Some like it hot!?

Now that 2016 has decided to deliver record-setting high temperatures across the United States, investors need to consider how these temperatures will affect the spot and forward price of natural gas. Using this information in the coming summer months will allow us to find contango opportunities not only for institutional investors, but individual traders as well. 

Whether you accept global warming or not is irrelevant; it’s hot. It’s hotter than hot. Californians definitely feel it (see: insane California drought) and even here in my home state, northern Alabama has had problems with precipitation as well.

So what does this have to do with commodity prices? Great question.

As you can see in the graph above, natural gas is used for power generation in residences and as the temperatures rise, more and more consumers are inclined to use their air conditioner more than usual. Power plants have to account for this uptick in demand, and produce more electricity for their customers. 


Using the five year average as a benchmark in the first graph, you can see how we’re at the paramount of the trendline, and a continuation of this trend would see new outliers in usage. The increased usage of natural gas for power consumption continues to grow the demand side of the commodity but what about the supply side?

As you can see above, the stored supply is used in cycles, up and down due to its seasonality. It is normal for people to use more natural gas in the winter than in the summer, but if temperatures continue to rise, supply will have to follow suit or we will see an escalation in the equilibrium price. 

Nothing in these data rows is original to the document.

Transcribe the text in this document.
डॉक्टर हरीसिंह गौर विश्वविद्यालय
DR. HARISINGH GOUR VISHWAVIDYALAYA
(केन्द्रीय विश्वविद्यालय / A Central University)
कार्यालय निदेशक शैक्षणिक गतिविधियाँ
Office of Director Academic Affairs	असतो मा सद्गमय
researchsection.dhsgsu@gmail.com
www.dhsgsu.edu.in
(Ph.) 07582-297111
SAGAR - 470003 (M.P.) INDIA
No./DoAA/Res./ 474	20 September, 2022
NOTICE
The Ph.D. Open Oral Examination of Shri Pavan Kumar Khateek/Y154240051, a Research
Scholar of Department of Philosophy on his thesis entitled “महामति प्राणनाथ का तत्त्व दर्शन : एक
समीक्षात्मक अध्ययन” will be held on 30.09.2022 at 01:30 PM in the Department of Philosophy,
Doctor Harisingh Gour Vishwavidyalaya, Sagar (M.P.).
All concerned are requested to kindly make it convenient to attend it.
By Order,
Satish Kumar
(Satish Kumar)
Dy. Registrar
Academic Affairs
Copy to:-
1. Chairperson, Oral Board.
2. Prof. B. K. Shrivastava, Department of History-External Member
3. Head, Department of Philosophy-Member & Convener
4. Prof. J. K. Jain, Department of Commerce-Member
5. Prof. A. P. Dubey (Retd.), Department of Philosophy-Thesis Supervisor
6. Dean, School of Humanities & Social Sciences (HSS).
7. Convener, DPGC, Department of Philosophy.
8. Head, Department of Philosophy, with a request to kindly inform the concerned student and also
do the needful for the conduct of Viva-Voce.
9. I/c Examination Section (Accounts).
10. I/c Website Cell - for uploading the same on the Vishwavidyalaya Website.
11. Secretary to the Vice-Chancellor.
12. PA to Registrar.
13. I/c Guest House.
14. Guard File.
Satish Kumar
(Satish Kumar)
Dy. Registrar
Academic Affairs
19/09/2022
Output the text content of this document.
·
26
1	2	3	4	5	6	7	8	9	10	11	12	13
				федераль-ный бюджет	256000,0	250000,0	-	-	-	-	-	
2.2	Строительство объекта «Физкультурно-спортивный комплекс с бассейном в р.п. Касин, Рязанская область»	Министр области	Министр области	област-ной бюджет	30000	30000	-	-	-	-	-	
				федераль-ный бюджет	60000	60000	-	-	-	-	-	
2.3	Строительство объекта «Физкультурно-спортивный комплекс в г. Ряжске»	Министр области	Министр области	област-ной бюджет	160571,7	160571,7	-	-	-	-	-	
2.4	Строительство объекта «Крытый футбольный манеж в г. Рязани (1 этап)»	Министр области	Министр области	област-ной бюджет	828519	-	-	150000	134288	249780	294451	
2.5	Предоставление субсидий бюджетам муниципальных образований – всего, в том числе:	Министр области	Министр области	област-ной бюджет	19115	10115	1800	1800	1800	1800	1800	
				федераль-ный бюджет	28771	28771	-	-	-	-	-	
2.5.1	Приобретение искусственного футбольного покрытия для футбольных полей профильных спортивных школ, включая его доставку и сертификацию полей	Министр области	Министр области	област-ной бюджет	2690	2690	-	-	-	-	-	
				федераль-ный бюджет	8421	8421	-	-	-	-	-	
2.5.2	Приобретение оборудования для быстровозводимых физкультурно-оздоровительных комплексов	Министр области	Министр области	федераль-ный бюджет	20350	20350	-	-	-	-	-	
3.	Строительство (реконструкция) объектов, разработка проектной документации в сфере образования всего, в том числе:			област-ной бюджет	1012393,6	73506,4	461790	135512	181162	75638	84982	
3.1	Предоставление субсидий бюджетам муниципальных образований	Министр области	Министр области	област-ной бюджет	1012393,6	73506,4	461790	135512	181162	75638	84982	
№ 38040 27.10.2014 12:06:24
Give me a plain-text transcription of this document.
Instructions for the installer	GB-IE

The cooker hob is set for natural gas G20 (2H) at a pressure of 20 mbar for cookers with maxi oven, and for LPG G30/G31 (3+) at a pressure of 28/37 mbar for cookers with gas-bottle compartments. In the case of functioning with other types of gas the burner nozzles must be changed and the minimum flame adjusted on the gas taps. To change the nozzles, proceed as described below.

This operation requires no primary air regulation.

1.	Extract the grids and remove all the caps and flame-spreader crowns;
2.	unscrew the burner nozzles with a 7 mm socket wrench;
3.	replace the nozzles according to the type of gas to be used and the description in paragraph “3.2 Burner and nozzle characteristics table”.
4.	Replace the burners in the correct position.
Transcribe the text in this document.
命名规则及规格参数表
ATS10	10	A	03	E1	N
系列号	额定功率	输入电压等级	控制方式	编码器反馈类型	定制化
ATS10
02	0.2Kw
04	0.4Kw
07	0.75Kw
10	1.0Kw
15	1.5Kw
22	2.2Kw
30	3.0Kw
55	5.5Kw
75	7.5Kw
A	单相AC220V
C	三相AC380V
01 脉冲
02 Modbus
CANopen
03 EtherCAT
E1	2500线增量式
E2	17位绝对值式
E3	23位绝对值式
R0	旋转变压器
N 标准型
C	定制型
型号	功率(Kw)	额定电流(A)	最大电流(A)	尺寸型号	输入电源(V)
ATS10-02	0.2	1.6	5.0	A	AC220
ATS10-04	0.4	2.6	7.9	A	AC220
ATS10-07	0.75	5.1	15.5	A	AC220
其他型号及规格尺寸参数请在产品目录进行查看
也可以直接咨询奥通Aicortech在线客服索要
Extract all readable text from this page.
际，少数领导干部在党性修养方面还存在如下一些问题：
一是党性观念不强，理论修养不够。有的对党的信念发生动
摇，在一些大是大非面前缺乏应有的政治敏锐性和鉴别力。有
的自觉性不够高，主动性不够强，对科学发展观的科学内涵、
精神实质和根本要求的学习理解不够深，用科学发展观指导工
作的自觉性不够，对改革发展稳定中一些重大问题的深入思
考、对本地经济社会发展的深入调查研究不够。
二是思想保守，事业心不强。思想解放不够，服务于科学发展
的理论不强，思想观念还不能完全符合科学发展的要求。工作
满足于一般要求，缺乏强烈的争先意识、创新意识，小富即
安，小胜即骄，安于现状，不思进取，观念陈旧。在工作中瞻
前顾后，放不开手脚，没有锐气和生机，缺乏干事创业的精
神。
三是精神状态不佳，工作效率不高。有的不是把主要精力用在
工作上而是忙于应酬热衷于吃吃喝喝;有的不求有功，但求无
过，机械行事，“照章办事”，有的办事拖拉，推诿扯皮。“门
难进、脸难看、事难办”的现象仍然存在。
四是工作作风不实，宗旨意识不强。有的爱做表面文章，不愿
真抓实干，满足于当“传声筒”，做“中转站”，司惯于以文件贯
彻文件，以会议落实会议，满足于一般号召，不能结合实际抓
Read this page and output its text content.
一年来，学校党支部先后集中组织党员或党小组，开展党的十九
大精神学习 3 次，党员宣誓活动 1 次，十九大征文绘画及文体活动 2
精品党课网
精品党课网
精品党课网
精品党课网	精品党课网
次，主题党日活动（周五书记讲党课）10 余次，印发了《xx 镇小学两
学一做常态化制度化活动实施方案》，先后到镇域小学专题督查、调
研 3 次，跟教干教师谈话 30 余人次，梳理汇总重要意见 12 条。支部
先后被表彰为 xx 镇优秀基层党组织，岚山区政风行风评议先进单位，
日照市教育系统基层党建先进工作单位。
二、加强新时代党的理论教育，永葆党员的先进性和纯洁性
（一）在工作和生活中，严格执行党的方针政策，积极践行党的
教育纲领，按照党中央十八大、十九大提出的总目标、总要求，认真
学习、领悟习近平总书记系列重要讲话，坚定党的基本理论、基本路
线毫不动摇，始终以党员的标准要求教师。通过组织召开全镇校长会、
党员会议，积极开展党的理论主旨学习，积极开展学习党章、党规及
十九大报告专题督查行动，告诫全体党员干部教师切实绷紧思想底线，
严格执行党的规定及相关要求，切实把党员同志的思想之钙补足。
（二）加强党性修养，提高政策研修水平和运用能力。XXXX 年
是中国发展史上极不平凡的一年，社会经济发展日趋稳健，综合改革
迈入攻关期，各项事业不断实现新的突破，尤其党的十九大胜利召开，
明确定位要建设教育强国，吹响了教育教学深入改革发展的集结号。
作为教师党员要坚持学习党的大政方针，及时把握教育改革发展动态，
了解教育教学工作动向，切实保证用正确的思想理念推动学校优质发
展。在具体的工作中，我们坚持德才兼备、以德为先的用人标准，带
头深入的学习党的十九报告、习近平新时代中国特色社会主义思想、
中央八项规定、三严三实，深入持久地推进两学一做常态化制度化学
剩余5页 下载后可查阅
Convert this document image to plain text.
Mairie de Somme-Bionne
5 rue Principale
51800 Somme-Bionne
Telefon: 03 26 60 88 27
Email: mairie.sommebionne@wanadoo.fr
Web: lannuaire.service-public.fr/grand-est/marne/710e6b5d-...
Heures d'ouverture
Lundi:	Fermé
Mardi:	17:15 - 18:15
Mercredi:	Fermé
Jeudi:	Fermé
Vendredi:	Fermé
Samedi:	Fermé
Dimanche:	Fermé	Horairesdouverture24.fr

In US equities, we’ve seen the energy sector make significant progress from the low crude oil prices of early 2016, and given this rebound, we should expect to see energy firms with market caps that are weighted on natural gas to trade higher through the summer. (Given a late federal reserve interest rate hike.)

Below we see the year/week chart for the energy firm Freeport-McMoran Inc. ($FCX)

Freeport-McMoran Inc. produces oil and natural gas liquids to sell on the open market and 23.1% (about $9.2B) of their market cap is held in these energy assets. You can see how this firm has benefited from the complete reversal in WTI and Brent prices but the new demand in natural gas shouldn’t be ignored.

Another example of a firm highly exposed to natural gas prices is Chesapeake Energy Corp. ($CHK)


Also having benefited from a reversal in oil prices (and an untimely death of CEO Aubrey McClendon), Chesapeake should be on everyone’s radar this summer since it is estimated that 39.8% of CHK’s market cap is wrapped up in natural gas. 


All in all, natural gas is the way to go this summer in my personal opinion. The volatility of crude oil and the ridiculous news coverage surrounding OPEC and its effect on the commodity price is nothing short of press manipulation. Apart from that, output consistency and supply/demand equilibrium in WTI and Brent seem non-existent, even though Saudi Arabia and friends continually to say otherwise. (Don’t even get me started on Iranian production.) 

So as a bit of advice, whether you’re at Goldman Sachs or at your computer in a robe, watch for US securities with high exposure to natural gas prices, and try to ride the demand wave as we move into the autumn months.